As naturalists, we endeavor to learn and appreciate and to share this Earth with every other living thing. No amount of passion can match the relationship we were allowed to see in those few hours, listening to Lakota people sharing about the buffalo.
After decades of bureaucratic struggle, and countless petitions at the State and Federal levels, the year 2000 saw the land at Fort Peck touched by buffalo hooves for the first time in 120 years. Those animals came from another tribal buffalo group in South Dakota. In the year 2014 after years of dedication from the Pté Group, the Fort Peck Buffalo Program and the Intertribal Buffalo Council, Fort Peck’s quarantine facilities were finally certified, verified and otherwise politically sanctified to officially accept wild, genetically pure buffalo from Yellowstone National Park, the final remnant herd. This monumental achievement means that Yellowstone bison will be dispersed across the country on federal and tribal lands, where State policies or private oppositions cannot interrupt them. The significance of this has rippled across tribal nations.

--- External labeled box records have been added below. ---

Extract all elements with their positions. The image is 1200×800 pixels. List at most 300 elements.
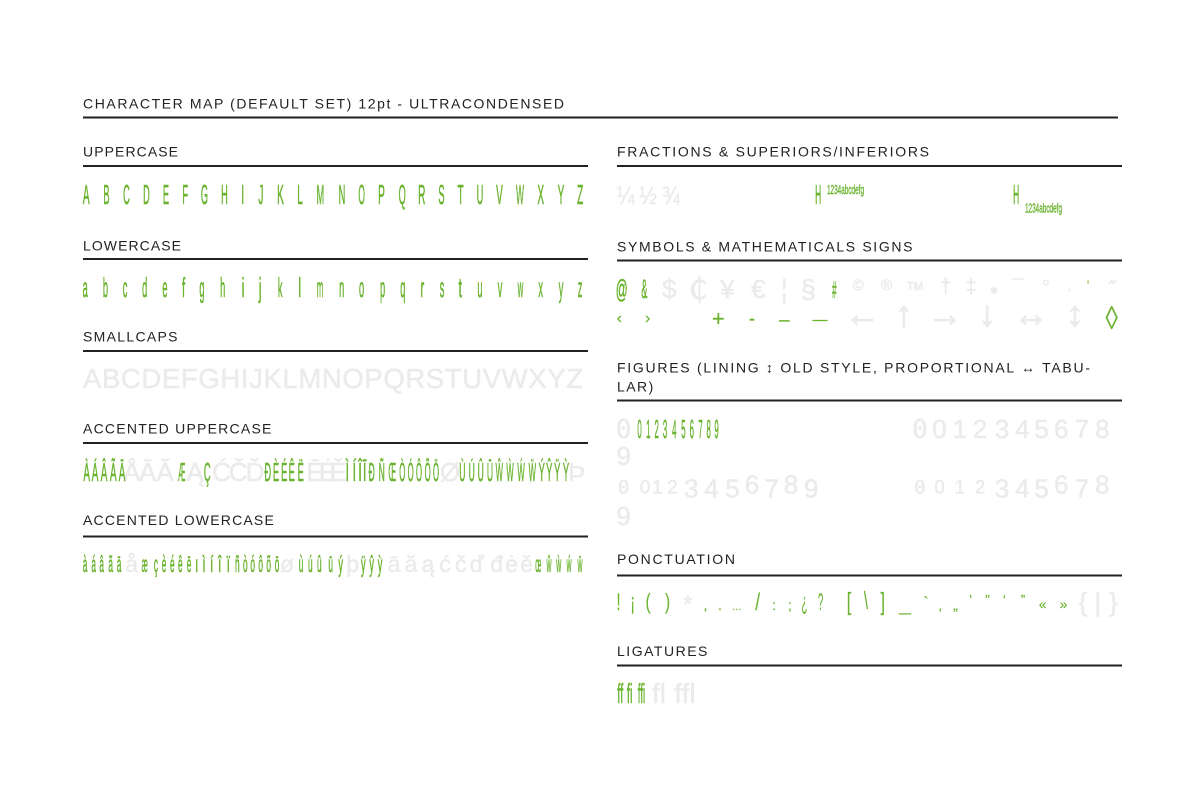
- green punctuation: `: [923, 595, 929, 612]
- green punctuation: ]: [881, 589, 885, 616]
- glyph row: lowercase: j: [258, 271, 262, 303]
- gray figures old style proportional: 4: [704, 474, 719, 504]
- green figures: 5: [681, 416, 686, 445]
- gray figures old style tabular: 7: [1075, 474, 1089, 504]
- green glyphs: accented uppercase: Ú: [469, 457, 475, 488]
- green punctuation: ¡: [630, 589, 635, 616]
- green glyphs: accented lowercase: ÿ: [361, 551, 366, 577]
- green superior sample: H: [815, 180, 821, 211]
- green punctuation: .: [718, 597, 722, 613]
- glyph row: uppercase: T: [458, 180, 464, 211]
- green glyphs: accented uppercase: Ó: [408, 458, 414, 488]
- glyph row: lowercase: p: [380, 273, 385, 304]
- green glyphs: accented uppercase: Ŵ: [496, 459, 503, 488]
- green glyphs: accented uppercase: Ī: [363, 458, 367, 487]
- gray ligatures: [652, 678, 696, 709]
- gray figures old style tabular: 6: [1054, 470, 1068, 500]
- glyph row: lowercase: n: [339, 273, 344, 304]
- green punctuation: »: [1060, 596, 1068, 612]
- green punctuation: (: [645, 590, 651, 615]
- glyph row: uppercase: U: [477, 180, 483, 211]
- heading: figures: FIGURES (LINING ↕ OLD STYLE, PROPORTIONAL ↔ TABU-: [617, 360, 1090, 376]
- gray symbols row 1: [662, 272, 1117, 307]
- gray glyphs: accented lowercase: ø: [280, 551, 294, 577]
- gray symbols row 1: °: [1042, 277, 1050, 299]
- green superior sample: [815, 180, 864, 211]
- panel: ligatures: [617, 643, 1122, 710]
- green superior sample: 1234abcdefg: [827, 183, 864, 197]
- gray figures lining tabular: 7: [1075, 414, 1089, 444]
- glyph row: uppercase: L: [297, 180, 303, 211]
- gray figures old style tabular: 5: [1034, 474, 1049, 504]
- gray glyphs: accented uppercase: Ā: [139, 457, 157, 487]
- glyph row: lowercase: m: [317, 272, 323, 304]
- gray symbols row 1: •: [990, 278, 998, 303]
- glyph row: uppercase: P: [378, 180, 385, 211]
- gray figures old style tabular: 0: [934, 478, 945, 498]
- green glyphs: accented lowercase: é: [170, 551, 175, 577]
- green glyphs: accented lowercase: á: [91, 551, 96, 577]
- heading: uppercase: UPPERCASE: [83, 144, 178, 160]
- green punctuation: :: [772, 597, 776, 613]
- glyph row: lowercase: q: [400, 273, 405, 304]
- green glyphs: accented lowercase: ẃ: [566, 552, 572, 577]
- gray fractions: ¾: [662, 181, 680, 209]
- green glyphs: accented uppercase: Î: [358, 458, 363, 487]
- glyph row: uppercase: V: [496, 180, 503, 211]
- green glyphs: accented uppercase: Ð: [369, 458, 375, 488]
- glyph row: lowercase: c: [123, 273, 127, 304]
- green ligatures: ffi: [638, 679, 645, 710]
- green glyphs: accented lowercase: ï: [227, 552, 230, 577]
- glyph row: lowercase: x: [538, 273, 543, 304]
- green glyphs: accented lowercase: í: [210, 552, 213, 577]
- gray figures old style proportional: 2: [667, 478, 678, 498]
- glyph row: uppercase: K: [277, 180, 284, 211]
- gray glyphs: accented uppercase: Ė: [319, 457, 336, 487]
- green glyphs: accented uppercase: Ù: [459, 457, 465, 488]
- green glyphs: accented uppercase: Ñ: [379, 455, 385, 488]
- panel: smallcaps: [83, 328, 588, 394]
- gray figures old style proportional: 7: [764, 474, 779, 504]
- glyph row: lowercase: h: [220, 273, 225, 304]
- green glyphs: accented uppercase: È: [273, 457, 279, 488]
- title: CHARACTER MAP (DEFAULT SET) 12pt - ULTRACONDENSED: [83, 96, 564, 112]
- green glyphs: accented uppercase: Á: [92, 457, 99, 488]
- green glyphs: accented uppercase: Ö: [433, 459, 439, 488]
- glyph row: uppercase: N: [339, 180, 345, 211]
- gray glyphs: accented lowercase: ć: [439, 551, 451, 577]
- green glyphs: accented lowercase: ẁ: [556, 552, 561, 577]
- glyph row: lowercase: y: [559, 273, 564, 304]
- green symbols row 1: &: [641, 275, 648, 305]
- green punctuation: ": [985, 592, 990, 607]
- gray glyphs: accented uppercase: Ć: [212, 457, 231, 487]
- green glyphs: accented uppercase: Ỳ: [563, 457, 569, 488]
- gray figures old style proportional: 5: [725, 474, 740, 504]
- green figures: 0: [637, 416, 642, 445]
- gray glyphs: accented lowercase: đ: [490, 551, 503, 577]
- gray figures lining proportional: 9: [616, 441, 631, 471]
- glyph row: uppercase: F: [182, 180, 188, 211]
- gray figures old style tabular: [914, 470, 1110, 504]
- green figures: 2: [655, 416, 659, 445]
- gray arrows: ↑: [895, 293, 913, 334]
- green glyphs: accented lowercase: ẅ: [577, 552, 583, 577]
- glyph row: uppercase: Y: [558, 180, 564, 211]
- green punctuation: ‘: [1003, 592, 1006, 607]
- glyph row: lowercase: [83, 271, 582, 304]
- gray glyphs: accented uppercase: Ē: [306, 457, 324, 487]
- heading: symbols: SYMBOLS & MATHEMATICALS SIGNS: [617, 238, 912, 254]
- gray glyphs: accented uppercase: Å: [123, 457, 141, 487]
- green figures: 6: [690, 416, 694, 445]
- green glyphs: accented lowercase: ū: [328, 551, 333, 577]
- gray figures old style tabular: 2: [975, 478, 985, 498]
- green punctuation: ‚: [939, 597, 942, 613]
- gray symbols row 1: ©: [853, 277, 864, 294]
- gray punctuation: |: [1094, 587, 1101, 617]
- green punctuation: /: [755, 589, 760, 616]
- green figures: [637, 416, 719, 445]
- green glyphs: accented uppercase: É: [281, 457, 287, 488]
- gray ligatures: fl: [652, 678, 666, 709]
- green glyphs: accented lowercase: è: [162, 551, 166, 577]
- gray figures lining tabular: 6: [1054, 414, 1068, 444]
- gray glyphs: accented lowercase: þ: [346, 551, 359, 577]
- gray arrows: [844, 293, 1084, 334]
- gray figures old style proportional: [616, 470, 818, 531]
- gray punctuation: *: [683, 591, 692, 618]
- green glyphs: accented uppercase: Ý: [539, 457, 545, 488]
- icon: lozenge: ◊: [1106, 301, 1118, 337]
- green punctuation: [616, 587, 1068, 616]
- green glyphs: accented lowercase: õ: [266, 551, 271, 577]
- green glyphs: accented lowercase: ō: [275, 551, 279, 577]
- green inferior sample: [1013, 180, 1062, 216]
- green symbols row 1: @: [616, 276, 628, 304]
- green symbols row 2: +: [712, 306, 725, 331]
- green glyphs: accented lowercase: œ: [535, 552, 541, 577]
- gray symbols row 1: §: [801, 275, 816, 304]
- gray figures old style proportional: 0: [618, 476, 629, 498]
- green glyphs: accented uppercase: Õ: [425, 458, 431, 488]
- gray figures lining tabular: 3: [995, 414, 1009, 444]
- gray glyphs: accented lowercase: ė: [505, 551, 518, 577]
- glyph row: lowercase: u: [477, 273, 482, 304]
- green glyphs: accented lowercase: ŷ: [369, 551, 374, 577]
- green glyphs: accented uppercase: Đ: [264, 458, 271, 488]
- glyph row: uppercase: D: [143, 180, 150, 211]
- gray figures lining tabular: 2: [973, 414, 987, 444]
- gray figures old style tabular: 1: [955, 478, 965, 498]
- gray figures old style proportional: 0: [640, 478, 650, 498]
- gray figures old style tabular: 4: [1015, 474, 1030, 504]
- green figures: 9: [714, 416, 719, 445]
- green glyphs: accented lowercase: û: [317, 551, 322, 577]
- gray glyphs: accented lowercase: ě: [520, 551, 533, 577]
- green figures: 7: [698, 416, 703, 445]
- green punctuation: \: [864, 587, 868, 615]
- glyph row: lowercase: o: [359, 273, 364, 304]
- green glyphs: accented uppercase: [83, 455, 569, 488]
- gray symbols row 1: ₵: [689, 272, 708, 307]
- green glyphs: accented uppercase: Ẁ: [506, 459, 514, 488]
- green punctuation: …: [732, 602, 742, 613]
- gray glyphs: accented uppercase: Þ: [568, 457, 585, 487]
- green punctuation: ;: [788, 597, 792, 613]
- glyph row: lowercase: a: [83, 273, 88, 304]
- gray glyphs: accented lowercase: č: [455, 551, 466, 577]
- green glyphs: accented lowercase: ó: [250, 551, 255, 577]
- green ligatures: [617, 678, 645, 710]
- green punctuation: ?: [818, 588, 823, 615]
- glyph row: uppercase: S: [438, 180, 444, 211]
- green punctuation: _: [898, 596, 911, 615]
- gray symbols row 1: ™: [906, 279, 924, 302]
- green glyphs: accented lowercase: ì: [202, 552, 206, 577]
- green glyphs: accented lowercase: ú: [308, 551, 313, 577]
- gray glyphs: accented lowercase: [125, 551, 533, 577]
- glyph row: lowercase: d: [142, 273, 147, 304]
- gray symbols row 1: ‡: [965, 276, 977, 298]
- gray glyphs: accented uppercase: Ø: [440, 457, 460, 487]
- gray symbols row 1: ¦: [781, 274, 788, 304]
- glyph row: uppercase: C: [123, 180, 130, 211]
- green glyphs: accented uppercase: Ì: [345, 458, 349, 487]
- green glyphs: accented uppercase: Ò: [399, 458, 405, 488]
- glyph row: lowercase: f: [182, 272, 185, 304]
- glyph row: uppercase: B: [103, 180, 110, 211]
- glyph row: uppercase: A: [83, 180, 90, 211]
- green glyphs: accented lowercase: ā: [117, 551, 121, 577]
- green punctuation: „: [953, 597, 958, 613]
- gray figures lining tabular: [912, 414, 1110, 445]
- green symbols row 2: –: [779, 310, 790, 331]
- green glyphs: accented uppercase: Œ: [388, 459, 396, 488]
- panel: figures: [616, 360, 1122, 531]
- green glyphs: accented uppercase: Â: [101, 457, 108, 488]
- gray figures old style tabular: 8: [1095, 470, 1110, 500]
- gray arrows: ↓: [978, 293, 996, 334]
- glyph row: uppercase: Q: [399, 180, 406, 211]
- glyph row: uppercase: H: [221, 180, 228, 211]
- green glyphs: accented uppercase: Æ: [178, 459, 185, 488]
- green symbols row 2: —: [812, 312, 828, 328]
- gray figures lining tabular: 1: [953, 414, 967, 444]
- green glyphs: accented lowercase: ı: [195, 552, 198, 577]
- gray symbols row 1: †: [940, 276, 951, 298]
- green punctuation: !: [616, 589, 621, 616]
- gray glyphs: accented uppercase: Ă: [156, 457, 174, 487]
- gray glyphs: accented uppercase: Č: [229, 457, 248, 487]
- gray symbols row 1: €: [751, 274, 766, 304]
- glyph row: uppercase: X: [537, 180, 544, 211]
- gray figures lining tabular: 8: [1095, 414, 1110, 444]
- green glyphs: accented lowercase: ê: [178, 551, 183, 577]
- gray fractions: ¼: [617, 181, 635, 209]
- gray ligatures: ffl: [674, 678, 696, 709]
- gray figures old style proportional: 8: [784, 470, 798, 500]
- heading: lowercase: LOWERCASE: [83, 238, 181, 254]
- green glyphs: accented uppercase: Ÿ: [554, 458, 560, 488]
- panel: ponctuation: [616, 551, 1122, 618]
- gray glyphs: accented uppercase: Ě: [329, 457, 347, 487]
- panel: accented lowercase: [83, 512, 588, 577]
- green ligatures: ff: [617, 678, 623, 710]
- gray glyphs: accented lowercase: ă: [405, 551, 418, 577]
- glyph row: uppercase: R: [418, 180, 425, 211]
- glyph row: lowercase: z: [578, 273, 582, 304]
- green glyphs: accented uppercase: Í: [352, 458, 356, 487]
- green glyphs: accented uppercase: Ë: [298, 458, 304, 488]
- green symbols row 1: #: [832, 277, 837, 303]
- green symbols row 1: ': [1087, 279, 1089, 294]
- gray figures old style proportional: 6: [745, 470, 759, 500]
- heading: accented lowercase: ACCENTED LOWERCASE: [83, 512, 274, 528]
- gray punctuation: [683, 587, 1118, 618]
- gray symbols row 1: ¥: [719, 274, 735, 304]
- green glyphs: accented uppercase: Ç: [204, 458, 211, 488]
- gray fractions: ½: [639, 181, 657, 209]
- glyph row: lowercase: v: [498, 273, 503, 304]
- glyph row: uppercase: I: [241, 179, 244, 211]
- glyph row: lowercase: b: [103, 273, 108, 304]
- gray figures old style proportional: 9: [804, 474, 818, 504]
- heading: figures: LAR): [617, 378, 653, 394]
- green inferior sample: 1234abcdefg: [1025, 202, 1062, 216]
- green glyphs: accented lowercase: ỳ: [378, 551, 382, 577]
- glyph row: uppercase: M: [317, 180, 324, 211]
- gray symbols row 1: .: [1067, 278, 1071, 294]
- heading: fractions: FRACTIONS & SUPERIORS/INFERIORS: [617, 144, 929, 160]
- heading: smallcaps: SMALLCAPS: [83, 328, 178, 344]
- green glyphs: accented uppercase: Ê: [289, 457, 295, 488]
- heading: figures: [617, 360, 1122, 402]
- gray symbols row 1: ˝: [1108, 277, 1117, 302]
- green figures: 4: [672, 416, 677, 445]
- green glyphs: accented lowercase: ý: [338, 551, 343, 577]
- gray figures old style tabular: 0: [914, 476, 926, 498]
- glyph row: lowercase: g: [199, 273, 205, 304]
- gray arrows: ←: [844, 293, 880, 334]
- green glyphs: accented uppercase: Ã: [110, 456, 117, 488]
- green glyphs: accented uppercase: Ā: [119, 457, 126, 488]
- green figures: 3: [663, 416, 667, 445]
- green glyphs: accented lowercase: ù: [299, 551, 303, 577]
- panel: lowercase: [83, 238, 588, 304]
- gray figures lining tabular: 4: [1015, 414, 1030, 444]
- green glyphs: accented lowercase: ò: [243, 551, 248, 577]
- gray figures lining tabular: 0: [932, 414, 947, 444]
- green symbols row 2: -: [749, 307, 755, 330]
- heading: ponctuation: PONCTUATION: [617, 551, 735, 567]
- gray figures lining tabular: 5: [1034, 414, 1049, 444]
- green glyphs: accented lowercase: ē: [187, 551, 191, 577]
- green glyphs: accented lowercase: î: [217, 552, 222, 577]
- glyph row: uppercase: E: [163, 180, 169, 211]
- green glyphs: accented uppercase: Ẅ: [529, 459, 536, 488]
- gray symbols row 1: ¯: [1012, 277, 1025, 299]
- gray glyphs: accented lowercase: ą: [422, 551, 435, 577]
- gray fractions: [617, 181, 680, 209]
- green glyphs: accented lowercase: ã: [108, 551, 113, 577]
- green figures: 1: [646, 416, 650, 445]
- glyph row: smallcaps: ABCDEFGHIJKLMNOPQRSTUVWXYZ: [83, 363, 583, 394]
- green glyphs: accented lowercase: æ: [142, 552, 148, 577]
- gray arrows: ↔: [1013, 293, 1049, 334]
- glyph row: uppercase: O: [358, 180, 365, 211]
- panel: uppercase: [83, 144, 588, 211]
- green glyphs: accented lowercase: â: [99, 551, 104, 577]
- gray figures lining tabular: 0: [912, 415, 928, 445]
- gray glyphs: accented uppercase: Ą: [186, 457, 204, 487]
- glyph row: lowercase: l: [298, 271, 301, 303]
- gray glyphs: accented lowercase: ď: [470, 551, 485, 577]
- green glyphs: accented lowercase: [83, 551, 583, 577]
- green glyphs: accented uppercase: Ẃ: [517, 459, 525, 488]
- green symbols row 2: ›: [645, 310, 650, 327]
- panel: accented uppercase: [83, 420, 588, 488]
- glyph row: uppercase: Z: [577, 180, 583, 211]
- green punctuation: ”: [1021, 592, 1025, 607]
- gray figures lining proportional: [616, 415, 631, 471]
- glyph row: lowercase: e: [162, 273, 168, 304]
- green glyphs: accented uppercase: Ū: [487, 457, 493, 488]
- glyph row: lowercase: r: [421, 272, 424, 304]
- gray arrows: →: [927, 293, 963, 334]
- gray figures old style proportional: 1: [652, 478, 663, 498]
- green glyphs: accented lowercase: ŵ: [546, 552, 552, 577]
- glyph row: uppercase: W: [516, 180, 524, 211]
- gray glyphs: accented lowercase: å: [125, 551, 138, 577]
- glyph row: lowercase: w: [517, 272, 523, 304]
- green glyphs: accented lowercase: ç: [154, 551, 158, 577]
- gray symbols row 1: ®: [881, 277, 892, 294]
- glyph row: lowercase: s: [440, 273, 444, 304]
- panel: fractions and superiors/inferiors: [617, 144, 1122, 216]
- gray glyphs: accented lowercase: ā: [388, 551, 401, 577]
- gray glyphs: accented uppercase: Ď: [246, 457, 264, 487]
- green punctuation: ): [665, 590, 670, 615]
- glyph row: lowercase: t: [459, 271, 462, 303]
- gray figures lining proportional: 0: [616, 415, 631, 445]
- green symbols row 1: [616, 275, 1089, 305]
- green punctuation: [: [847, 589, 851, 616]
- green glyphs: accented uppercase: Ô: [416, 458, 422, 488]
- glyph row: uppercase: J: [258, 180, 263, 211]
- gray arrows: ↕: [1066, 293, 1084, 334]
- green punctuation: ¿: [801, 588, 807, 615]
- glyph row: lowercase: k: [278, 273, 283, 304]
- gray symbols row 1: $: [662, 274, 677, 304]
- gray glyphs: accented uppercase: [123, 457, 585, 487]
- gray figures old style proportional: 9: [616, 501, 631, 531]
- gray figures old style proportional: 3: [684, 474, 698, 504]
- glyph row: uppercase: [83, 179, 583, 211]
- gray figures old style tabular: 3: [995, 474, 1009, 504]
- green glyphs: accented lowercase: à: [83, 551, 87, 577]
- green figures: 8: [707, 416, 711, 445]
- green glyphs: accented uppercase: À: [83, 457, 90, 488]
- green glyphs: accented lowercase: ô: [258, 551, 263, 577]
- green ligatures: fi: [627, 678, 632, 710]
- gray punctuation: }: [1109, 587, 1118, 617]
- green punctuation: ,: [703, 597, 707, 613]
- glyph row: lowercase: i: [242, 271, 244, 303]
- green punctuation: «: [1039, 596, 1047, 612]
- green glyphs: accented lowercase: ñ: [235, 551, 240, 577]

One might wonder, what do wildlife guides, who profit from the presence of wild bison in Yellowstone, and native peoples living outside of the National Park, have in common?
As we ventured out to the buffalo ranch along a faint two-track road from the nearest town of Wolf Point, I couldn’t help but imagine the rolling landscape filled with thousands, even millions of buffalo as it once was. Many of us who live in the west, and certainly those of us who work as outdoor educators, tell the story of the bison slaughter that occurred in the late 1800’s. However, we tell it from a distance, and from a non-native perspective. This is inevitable. The people whose story we should listen to are here, the tribes who once watched in horror as their food, their culture and their existence were violently stripped away. They are the ones spearheading a movement to restore the buffalo, their legacy, to their lands.
The truth is, buffalo are a national resource, and a treasure for North Americans. They are our national mammal, but even this pales in the comparison to what they mean to this land and the people who cherished them first. Their story has made a deep mark, a fierce and angry brand on our history, which is taking a long time to heal. We believe that restoration is the way to salve the wound and this is why Yellowstone Safari Company proudly supports the Fort Peck tribes and their collective dedication and efforts to restore buffalo to their native lands.
The Lakota elders have said, “The next generation will grow up seeing buffalo on their lands, and know that they belong there”. It is a homecoming generations in the making that will be revered for generations to come.